For the past month I have been working on “Add datastore for Elasticsearch” project with Apache Gora. This blog post will tell you more about my project and how I contribute to it. First, let’s get to know Apache Gora.
Apache Gora
Gora started out as an incubator at the Apache Software Foundation. The project has developed over time, got support and became a top-level Apache project. The overall goal for Apache Gora is to become the standard data representation and persistence framework for big data.
Apache Gora aims to give users easy-to-use in-memory data model and persistence for big data frameworks with data store specific mappings. Gora allows developers to work with data and map them into Java Objects instead of interacting directly with various datastores and their structures. Gora also supports analyzing the data with extensive Apache Hadoop MapReduce support, which allows making more complex operations (such as process vast amounts of data in-parallel on large clusters of computers).
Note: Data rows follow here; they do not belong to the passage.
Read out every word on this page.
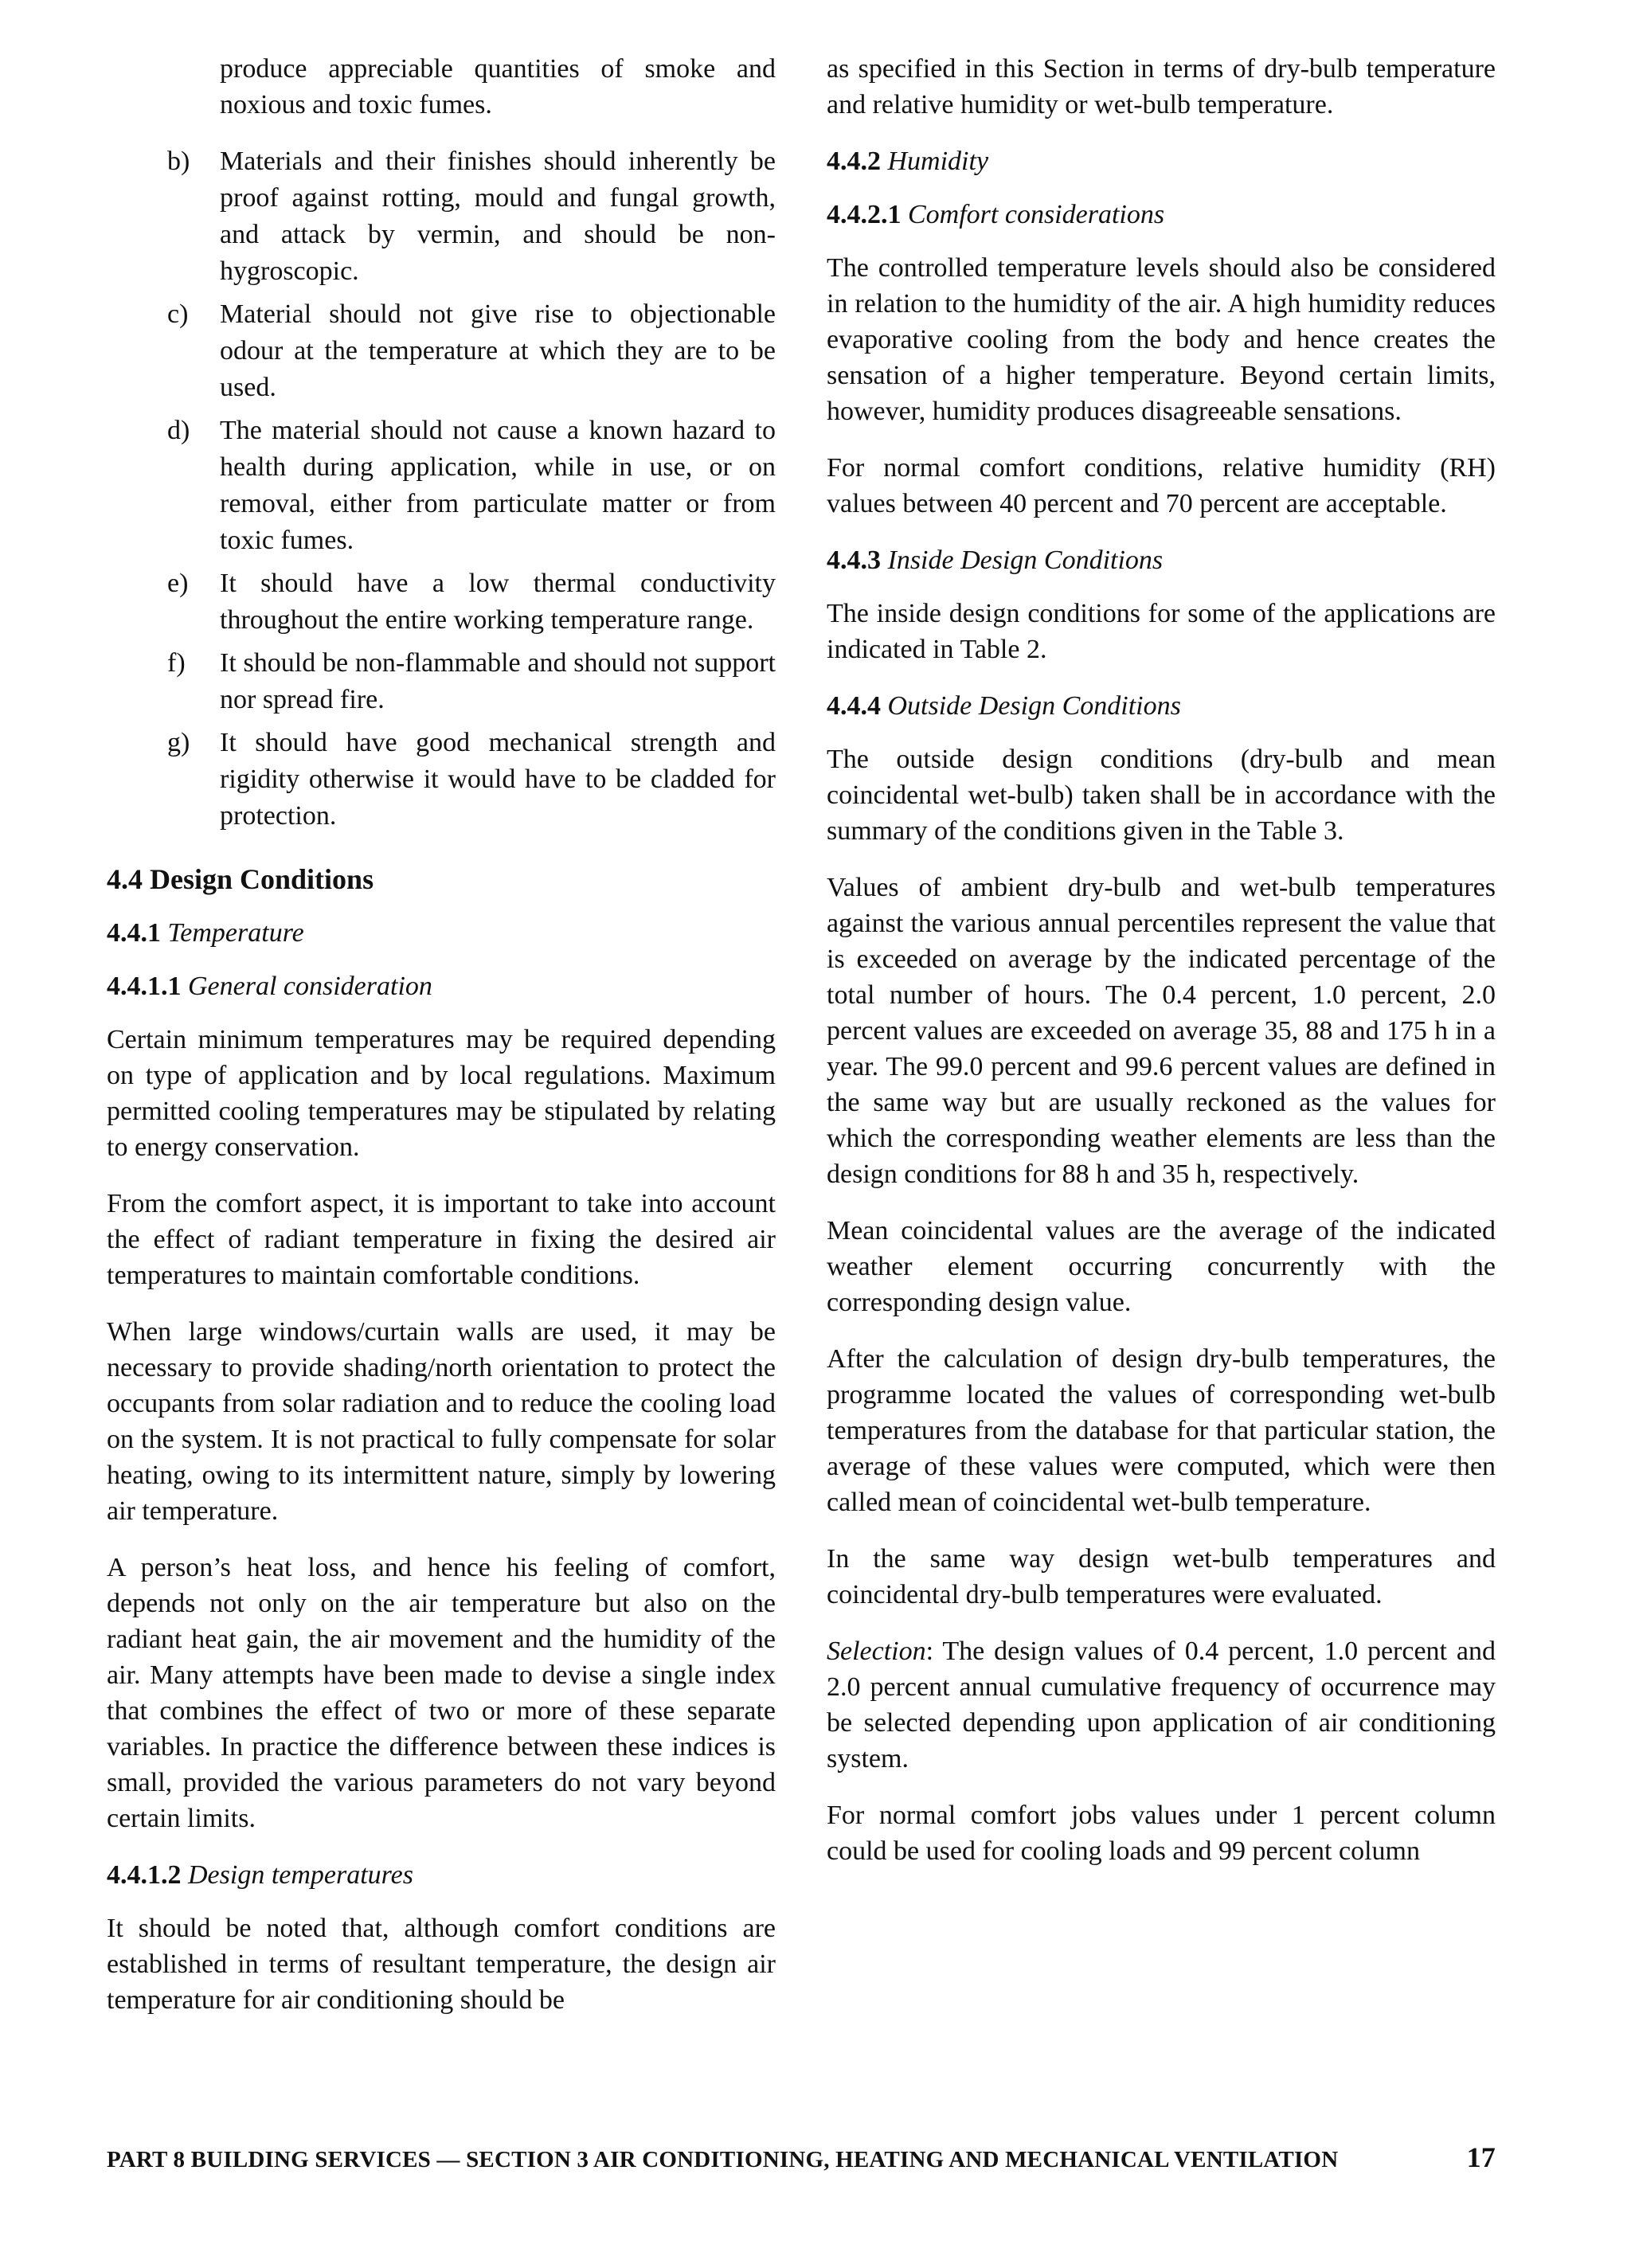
produce appreciable quantities of smoke and noxious and toxic fumes.

b)	Materials and their finishes should inherently be proof against rotting, mould and fungal growth, and attack by vermin, and should be non-hygroscopic.
c)	Material should not give rise to objectionable odour at the temperature at which they are to be used.
d)	The material should not cause a known hazard to health during application, while in use, or on removal, either from particulate matter or from toxic fumes.
e)	It should have a low thermal conductivity throughout the entire working temperature range.
f)	It should be non-flammable and should not support nor spread fire.
g)	It should have good mechanical strength and rigidity otherwise it would have to be cladded for protection.
4.4 Design Conditions
4.4.1 Temperature
4.4.1.1 General consideration

Certain minimum temperatures may be required depending on type of application and by local regulations. Maximum permitted cooling temperatures may be stipulated by relating to energy conservation.

From the comfort aspect, it is important to take into account the effect of radiant temperature in fixing the desired air temperatures to maintain comfortable conditions.

When large windows/curtain walls are used, it may be necessary to provide shading/north orientation to protect the occupants from solar radiation and to reduce the cooling load on the system. It is not practical to fully compensate for solar heating, owing to its intermittent nature, simply by lowering air temperature.

A person’s heat loss, and hence his feeling of comfort, depends not only on the air temperature but also on the radiant heat gain, the air movement and the humidity of the air. Many attempts have been made to devise a single index that combines the effect of two or more of these separate variables. In practice the difference between these indices is small, provided the various parameters do not vary beyond certain limits.

4.4.1.2 Design temperatures

It should be noted that, although comfort conditions are established in terms of resultant temperature, the design air temperature for air conditioning should be

as specified in this Section in terms of dry-bulb temperature and relative humidity or wet-bulb temperature.

4.4.2 Humidity
4.4.2.1 Comfort considerations

The controlled temperature levels should also be considered in relation to the humidity of the air. A high humidity reduces evaporative cooling from the body and hence creates the sensation of a higher temperature. Beyond certain limits, however, humidity produces disagreeable sensations.

For normal comfort conditions, relative humidity (RH) values between 40 percent and 70 percent are acceptable.

4.4.3 Inside Design Conditions

The inside design conditions for some of the applications are indicated in Table 2.

4.4.4 Outside Design Conditions

The outside design conditions (dry-bulb and mean coincidental wet-bulb) taken shall be in accordance with the summary of the conditions given in the Table 3.

Values of ambient dry-bulb and wet-bulb temperatures against the various annual percentiles represent the value that is exceeded on average by the indicated percentage of the total number of hours. The 0.4 percent, 1.0 percent, 2.0 percent values are exceeded on average 35, 88 and 175 h in a year. The 99.0 percent and 99.6 percent values are defined in the same way but are usually reckoned as the values for which the corresponding weather elements are less than the design conditions for 88 h and 35 h, respectively.

Mean coincidental values are the average of the indicated weather element occurring concurrently with the corresponding design value.

After the calculation of design dry-bulb temperatures, the programme located the values of corresponding wet-bulb temperatures from the database for that particular station, the average of these values were computed, which were then called mean of coincidental wet-bulb temperature.

In the same way design wet-bulb temperatures and coincidental dry-bulb temperatures were evaluated.

Selection: The design values of 0.4 percent, 1.0 percent and 2.0 percent annual cumulative frequency of occurrence may be selected depending upon application of air conditioning system.

For normal comfort jobs values under 1 percent column could be used for cooling loads and 99 percent column

PART 8 BUILDING SERVICES — SECTION 3 AIR CONDITIONING, HEATING AND MECHANICAL VENTILATION	17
At the moment Apache Gora supports Accumulo, Aerospike, Cassandra, CouchDB, DynamoDB, HBase, Ignite, Kudu, Lucene, MongoDB, Redis, Solr datastores. The goal of my internship is to add the same support for Elasticsearch datastore.
Elasticsearch
Elasticsearch is a distributed full-text search engine for various data types (including textual, numerical, geospatial, structured, and unstructured), which is also used as NoSQL datastore. Elasticsearch allows you to store, search, and analyze huge volumes of data quickly and in near real-time and give back answers in milliseconds. The speed and scalability of Elasticsearch and its ability to index many types of content mean that it can be used for a number of use cases: search, logging and log analytics, application performance monitoring, data analysis and visualization.
Elasticsearch stores data as JSON documents. Each document correlates a set of keys (names of fields or properties) with their corresponding values (strings, numbers, Booleans, dates, arrays of values, geolocations, or other types of data).
My tasks mainly focus on implementing a new backend (datastore) within Apache Gora, which will provide support for Elasticsearch operations, such as add, update, delete and query records. I am also working on data type mapping between Elasticsearch and Java types.
Skills
I think basic required skills (confident Java programming, basic NoSQL and Elasticsearch image) were enough to work on this project. In addition to them, I also benefited greatly from knowing git and using IDE for code base navigation. These skills helped me speed up the project, monitor the history of some similar modules inside the project and find method usages.
I have learned much during the past months. While working on my first tasks during the application period I understand the importance of documentation, and now I’m trying to add javadoc everywhere, where things are complex. I believe that I have gained a new close experience with Object–relational mapping (ORM) technique that lets you query and manipulate data from a database using an object-oriented paradigm.
The project has been giving me so much experience. I believe that this project suits people who are interested in Java programming and working with datastores.